VoxCPM LoRA - Indonesian Female Voice v2
LoRA adapter for VoxCPM 1.5 fine-tuned for natural Indonesian female speech.
v2 improvements: Higher capacity LoRA (r=64), trained on 400 samples (vs 112 in v1), lower final loss.
Model Details
| Property | Value |
|---|---|
| Base model | openbmb/VoxCPM1.5 (800M params) |
| LoRA rank (r) | 64 |
| LoRA alpha | 32 |
| Training steps | 3500 |
| Training samples | 400 clips |
| Final loss | 0.750 |
| Sample rate | 44.1 kHz |
Installation
Safetensors support requires the latest VoxCPM from GitHub:
pip install git+https://github.com/openbmb/VoxCPM.git
Usage
from voxcpm import VoxCPM
from huggingface_hub import snapshot_download
import soundfile as sf
# Download LoRA
lora_path = snapshot_download("aisyahsyihab/voxcpm-lora-indonesian-female-v2")
# Load model with LoRA
model = VoxCPM.from_pretrained(
"openbmb/VoxCPM1.5",
lora_weights_path=lora_path,
load_denoiser=False
)
# Generate speech
audio = model.generate(
text="Halo, apa kabar hari ini?",
cfg_value=2.5,
normalize=True
)
# Save output
sf.write("output.wav", audio, model.tts_model.sample_rate)
Training Configuration
lora:
enable_lm: true
enable_dit: true
enable_proj: false
r: 64
alpha: 32
dropout: 0.0
target_modules_lm: ["q_proj", "v_proj", "k_proj", "o_proj"]

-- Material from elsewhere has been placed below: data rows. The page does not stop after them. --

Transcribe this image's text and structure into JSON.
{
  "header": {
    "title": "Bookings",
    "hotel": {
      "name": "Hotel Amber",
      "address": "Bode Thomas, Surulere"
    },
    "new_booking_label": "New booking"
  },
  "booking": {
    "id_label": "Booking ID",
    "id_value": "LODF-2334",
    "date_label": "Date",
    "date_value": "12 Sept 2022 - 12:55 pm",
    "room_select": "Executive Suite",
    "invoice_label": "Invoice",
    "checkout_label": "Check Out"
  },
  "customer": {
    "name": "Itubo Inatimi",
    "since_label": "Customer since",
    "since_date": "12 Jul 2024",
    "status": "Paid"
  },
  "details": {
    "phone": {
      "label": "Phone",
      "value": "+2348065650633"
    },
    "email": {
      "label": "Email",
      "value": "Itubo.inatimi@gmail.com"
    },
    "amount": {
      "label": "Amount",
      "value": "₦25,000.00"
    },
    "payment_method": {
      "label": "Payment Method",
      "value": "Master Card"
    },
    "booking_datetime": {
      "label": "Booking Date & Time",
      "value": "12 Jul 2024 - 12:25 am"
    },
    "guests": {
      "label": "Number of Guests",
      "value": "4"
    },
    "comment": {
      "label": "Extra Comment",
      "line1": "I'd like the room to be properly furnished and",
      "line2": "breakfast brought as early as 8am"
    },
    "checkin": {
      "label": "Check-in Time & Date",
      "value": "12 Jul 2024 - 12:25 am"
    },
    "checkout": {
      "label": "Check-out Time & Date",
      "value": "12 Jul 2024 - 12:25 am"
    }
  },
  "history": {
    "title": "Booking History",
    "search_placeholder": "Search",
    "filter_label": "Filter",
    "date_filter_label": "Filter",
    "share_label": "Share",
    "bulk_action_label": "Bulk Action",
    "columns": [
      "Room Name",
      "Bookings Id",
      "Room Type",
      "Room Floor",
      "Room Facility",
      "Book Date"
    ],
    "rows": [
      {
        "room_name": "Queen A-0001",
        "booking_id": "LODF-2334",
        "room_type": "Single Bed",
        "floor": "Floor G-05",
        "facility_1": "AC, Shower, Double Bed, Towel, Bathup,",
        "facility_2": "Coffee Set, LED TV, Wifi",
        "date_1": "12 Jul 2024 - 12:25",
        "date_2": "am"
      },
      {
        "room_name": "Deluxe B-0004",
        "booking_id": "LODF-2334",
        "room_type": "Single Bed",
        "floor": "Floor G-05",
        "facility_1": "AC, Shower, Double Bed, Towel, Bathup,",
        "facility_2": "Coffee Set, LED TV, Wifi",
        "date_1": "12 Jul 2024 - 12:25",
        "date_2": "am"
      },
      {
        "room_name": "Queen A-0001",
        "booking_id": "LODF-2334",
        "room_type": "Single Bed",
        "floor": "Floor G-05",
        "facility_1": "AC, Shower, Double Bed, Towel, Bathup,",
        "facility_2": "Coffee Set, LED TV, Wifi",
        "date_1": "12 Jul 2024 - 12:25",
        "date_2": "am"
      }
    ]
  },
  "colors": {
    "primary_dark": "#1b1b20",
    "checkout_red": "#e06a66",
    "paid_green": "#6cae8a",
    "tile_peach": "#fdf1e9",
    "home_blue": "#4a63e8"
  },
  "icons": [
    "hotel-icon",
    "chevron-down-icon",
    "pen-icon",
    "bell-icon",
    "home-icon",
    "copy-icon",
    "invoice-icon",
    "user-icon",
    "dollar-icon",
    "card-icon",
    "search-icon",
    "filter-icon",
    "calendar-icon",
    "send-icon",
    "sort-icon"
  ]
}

target_modules_dit: ["q_proj", "v_proj", "k_proj", "o_proj"]
training:
batch_size: 4
grad_accum_steps: 4
learning_rate: 0.0001
warmup_steps: 100
max_steps: 4000
Hardware Requirements
- Training: NVIDIA RTX 5090 (32GB VRAM)
- Inference: ~6GB VRAM (with base model)
Inference Tips
- CFG value: 2.0-3.0 (higher = more adherence to voice, lower = more natural)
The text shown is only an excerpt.